What is a debate supposed to look like, anyway? Dictionaries tell us, by definition, a debate is an argument where different, opposing viewpoints are deliberated, usually in the format of a formal discussion.

The spectacle that the Commission on Presidential Debates, or CPD, puts on three times during the presidential campaign, however, is a bit different from what this definition would suggest. Unfortunately, last week’s debate between Democratic presidential nominee Barack Obama and Republican presidential nominee John McCain was as staged, frustrating and useless as each we’ve seen in recent elections.

Part of the reason for this is that since the late ’80s, the Republican and Democratic parties have colluded to control all aspects of the presidential debates through the CPD, an organization funded by those two parties and their corporate sponsors, such as Anheuser-Busch, and headed by lobbyists and former party leaders.
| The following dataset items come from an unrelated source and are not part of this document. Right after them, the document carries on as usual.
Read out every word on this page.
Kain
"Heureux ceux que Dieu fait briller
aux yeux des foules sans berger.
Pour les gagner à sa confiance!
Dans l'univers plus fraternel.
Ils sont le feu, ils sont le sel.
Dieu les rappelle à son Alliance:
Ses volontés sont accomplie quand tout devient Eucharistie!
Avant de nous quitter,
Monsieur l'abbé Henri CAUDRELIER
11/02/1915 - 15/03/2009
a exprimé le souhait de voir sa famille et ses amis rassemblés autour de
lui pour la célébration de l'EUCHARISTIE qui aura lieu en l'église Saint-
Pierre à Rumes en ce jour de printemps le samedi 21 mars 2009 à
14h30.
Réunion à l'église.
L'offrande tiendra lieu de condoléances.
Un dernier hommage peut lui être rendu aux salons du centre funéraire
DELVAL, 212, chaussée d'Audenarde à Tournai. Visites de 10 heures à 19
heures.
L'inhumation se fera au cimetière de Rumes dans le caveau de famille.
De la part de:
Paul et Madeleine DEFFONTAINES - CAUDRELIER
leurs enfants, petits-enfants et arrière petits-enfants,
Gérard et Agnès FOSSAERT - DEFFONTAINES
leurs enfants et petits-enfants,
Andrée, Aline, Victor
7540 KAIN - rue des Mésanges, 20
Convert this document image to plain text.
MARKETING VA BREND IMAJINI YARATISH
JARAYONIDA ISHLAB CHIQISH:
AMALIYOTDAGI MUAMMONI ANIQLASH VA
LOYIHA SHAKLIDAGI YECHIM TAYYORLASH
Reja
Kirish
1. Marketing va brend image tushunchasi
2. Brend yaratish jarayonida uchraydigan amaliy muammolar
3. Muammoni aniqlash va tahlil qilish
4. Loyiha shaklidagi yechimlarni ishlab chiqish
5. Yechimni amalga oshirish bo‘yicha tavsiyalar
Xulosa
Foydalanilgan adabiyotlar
The CPD was formed after the League of Women Voters, which had sponsored and organized the debates in previous elections, withdrew its support because the campaigns of George H.W. Bush and Michael Dukakis had conspired to keep candidates and issues they didn’t like out of the debate. As then-President Nancy Neuman said, the “League has no intention of becoming an accessory to the hoodwinking of the American public” as she accused the candidates of “campaign-trail charades devoid of substance, spontaneity and honest answers to tough questions.”

The CPD designs every detail of the debates exactly as they desire, choosing who can participate, who asks the questions, what they can ask and which members of the press can be present. The CPD even maintains that the audience must be silent and not react to the candidates’ statements.

One way the CPD controls which candidates can debate is by setting up ridiculously high requirements for participation. To debate, a candidate must achieve 15 percent support in five national polls. That way, the CPD can guarantee the Republican and Democratic candidates that they will not have to debate third-party or independent candidates, and that the American people will not hear their views.

As interviewees, the candidates fail to actually debate real issues and instead revert to a self-promoting, image-based contest to see who can drop the most names, questionable figures and ludicrous dodges to the tough questions.

When answering a question about sending more troops to fight the war in Afghanistan, McCain jumped off topic and went into a story of the mother of a fallen soldier who at a town hall meeting gave him a bracelet to wear in her son’s honor. Instead of recognizing this exploitative story for the emotional ploy it was, Obama’s response was that he, too, had a bracelet given to him by the mother of another fallen soldier.

And so it went: In an act of great disrespect to the voting public who watched with the intent of learning more about the candidates and their differences on the tough issues facing our country, the candidates instead played a game of tit for tat over bracelets.

The fact that both candidates are complacent to play these silly games is directly attributable to their parties’ monopolization of the debates through the CPD. Imagine if Nader, Green Party candidate Cynthia McKinney or Libertarian Party candidate Bob Barr were allowed to participate. In addition to hearing a greater variety of voices and choices, voters also would likely hear a much more spirited debate where the contestants would not allow one another to get away with cheap pandering.

Imagine if the debates allowed the candidates to actually argue one another with cross-questioning, follow-up questions, rebuttals and candidate-to-candidate questions.

As a result, voters would be able to see the actual differences between the candidates as they relate to policy, rather than the differences in their abilities to project images through practiced lines.

Unfortunately, as long as the CPD maintains its iron, monopolized grip on the debates, democracy will continue to suffer and voters will continue to be disrespected as mindless beings who will vote for a candidate because of the bracelet he or she wears rather than on the real issues.